Problem Overview

  • We are given a string s.
  • The string consists of all printable ASCII characters.
  • Goal is to check if the string is a palindrome — but first we need to remove non-alphanumeric characters, then check.

A palindrome is a word or sentence if that reads the same backwards as forewords

LeetCode - Valid Palindrome

Example

Input: s = "A man, a plan, a canal: Panama"
Output: true
Explanation: "amanaplanacanalpanama" is a palindrome.

Input: s = "race a car"
Output: false
Explanation: "raceacar" is not a palindrome.

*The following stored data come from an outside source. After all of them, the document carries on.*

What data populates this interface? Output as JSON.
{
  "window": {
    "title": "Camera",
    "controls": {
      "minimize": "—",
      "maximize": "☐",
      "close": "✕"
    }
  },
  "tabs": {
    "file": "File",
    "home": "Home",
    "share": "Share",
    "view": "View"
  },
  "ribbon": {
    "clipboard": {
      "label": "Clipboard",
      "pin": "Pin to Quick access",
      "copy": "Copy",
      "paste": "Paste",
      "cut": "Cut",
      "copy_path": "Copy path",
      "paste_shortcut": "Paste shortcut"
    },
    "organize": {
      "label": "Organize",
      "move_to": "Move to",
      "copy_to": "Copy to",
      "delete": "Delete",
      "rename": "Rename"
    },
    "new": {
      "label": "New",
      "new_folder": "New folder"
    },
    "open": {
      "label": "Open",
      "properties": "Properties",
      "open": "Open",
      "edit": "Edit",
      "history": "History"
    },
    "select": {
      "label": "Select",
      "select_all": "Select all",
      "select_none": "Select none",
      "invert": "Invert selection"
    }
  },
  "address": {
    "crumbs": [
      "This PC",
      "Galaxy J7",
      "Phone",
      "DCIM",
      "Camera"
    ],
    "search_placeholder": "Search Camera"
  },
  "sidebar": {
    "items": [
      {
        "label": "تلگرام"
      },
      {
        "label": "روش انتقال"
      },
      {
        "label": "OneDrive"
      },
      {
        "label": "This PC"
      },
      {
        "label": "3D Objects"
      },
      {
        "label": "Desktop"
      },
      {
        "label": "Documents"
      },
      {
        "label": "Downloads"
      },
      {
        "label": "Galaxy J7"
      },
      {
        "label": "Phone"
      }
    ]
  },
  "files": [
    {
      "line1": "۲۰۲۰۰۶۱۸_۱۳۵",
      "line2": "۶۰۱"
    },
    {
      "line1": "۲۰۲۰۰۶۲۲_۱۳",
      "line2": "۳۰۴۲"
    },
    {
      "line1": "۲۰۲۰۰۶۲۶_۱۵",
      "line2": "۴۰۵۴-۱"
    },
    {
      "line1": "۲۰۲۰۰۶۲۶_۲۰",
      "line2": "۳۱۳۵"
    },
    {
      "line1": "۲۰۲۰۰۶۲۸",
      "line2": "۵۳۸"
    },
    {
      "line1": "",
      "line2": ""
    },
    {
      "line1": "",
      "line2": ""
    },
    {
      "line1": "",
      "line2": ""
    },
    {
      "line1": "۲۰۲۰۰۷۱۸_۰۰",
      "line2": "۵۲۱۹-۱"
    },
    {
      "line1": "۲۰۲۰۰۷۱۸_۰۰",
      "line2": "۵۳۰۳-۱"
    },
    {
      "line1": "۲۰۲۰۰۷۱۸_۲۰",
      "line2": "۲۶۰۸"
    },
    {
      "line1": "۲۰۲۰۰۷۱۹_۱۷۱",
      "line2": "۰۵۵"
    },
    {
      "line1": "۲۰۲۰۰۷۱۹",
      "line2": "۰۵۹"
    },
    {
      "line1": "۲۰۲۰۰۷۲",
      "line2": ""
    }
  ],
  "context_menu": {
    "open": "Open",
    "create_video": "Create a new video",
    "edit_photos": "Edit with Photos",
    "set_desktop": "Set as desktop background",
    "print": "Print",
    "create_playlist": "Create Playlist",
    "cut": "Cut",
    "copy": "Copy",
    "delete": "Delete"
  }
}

Visual explanation of strings are palindrome or not

Brute Force

Intuition

  • First, create a new string by removing all characters except a-z, A-Z, and 0-9.
  • Convert characters to lowercase to ignore case differences.
  • Then copy the output string and reverse it.
  • Compare each character — if any character is different, the string is not a palindrome.

Code

class Solution {
public:
    bool isPalindrome(string s) {

        string temp;

        for (auto it : s) {
            if ((it >= 'A' && it <= 'Z') ||
                (it >= 'a' && it <= 'z') ||
                (it >= '0' && it <= '9')) {
                temp += tolower(it);
            }
        }

        string rev = temp;
        reverse(rev.begin(), rev.end());

        int n = rev.size();
        for (int i = 0; i < n; i++) {
            if (rev[i] != temp[i])
                return false;
        }

        return true;
    }
};

Time and Space Complexity

  • Time → O(n)
  • Space → O(n) — extra temp and rev strings of size n

Optimization

Intuition

  • On observation, if the string is a palindrome, both halves must mirror of each other.
  • Instead of using another string and reversing it, we can use a two pointer approach.
  • Left pointer starts from 0 and right pointer from n-1.
  • If characters at left and right are the same, move both inward.

Code

class Solution {
public:
    bool isPalindrome(string s) {

        string clean;

        for (auto it : s) {
            if ((it >= 'A' && it <= 'Z') ||
                (it >= 'a' && it <= 'z') ||
                (it >= '0' && it <= '9')) {
                clean += tolower(it);
            }
        }

        int n = clean.size();
        int l = 0, r = n - 1;

        while (l <= r) {
            if (clean[l] != clean[r]) return false;
            l++;
            r--;
        }

        return true;
    }
};

Time and Space Complexity

  • Time → O(n)
  • Space → O(n) — still using the clean string of size n

Further Optimization

Intuition

  • Instead of creating a new string, we can directly operate on the original string s.
  • Use two pointers starting from 0 and n-1.
  • Skip characters that are not alphanumeric.
  • Once both pointers point to valid characters, compare them.
  • If they match, move both pointers inward.

Code

class Solution {
public:
    bool isPalindrome(string s) {

        int l = 0, r = s.size() - 1;

        while (l < r) {

            while (l < r && !isalnum(s[l])) l++;
            while (l < r && !isalnum(s[r])) r--;

            if (tolower(s[l]) != tolower(s[r]))
                return false;

            l++;
            r--;
        }

        return true;
    }
};

Time and Space Complexity

  • Time → O(n)
  • Space → O(1)

Key Takeaways

  • Small observations can lead to big optimizations.
  • Small improvements can make the algorithm more efficient.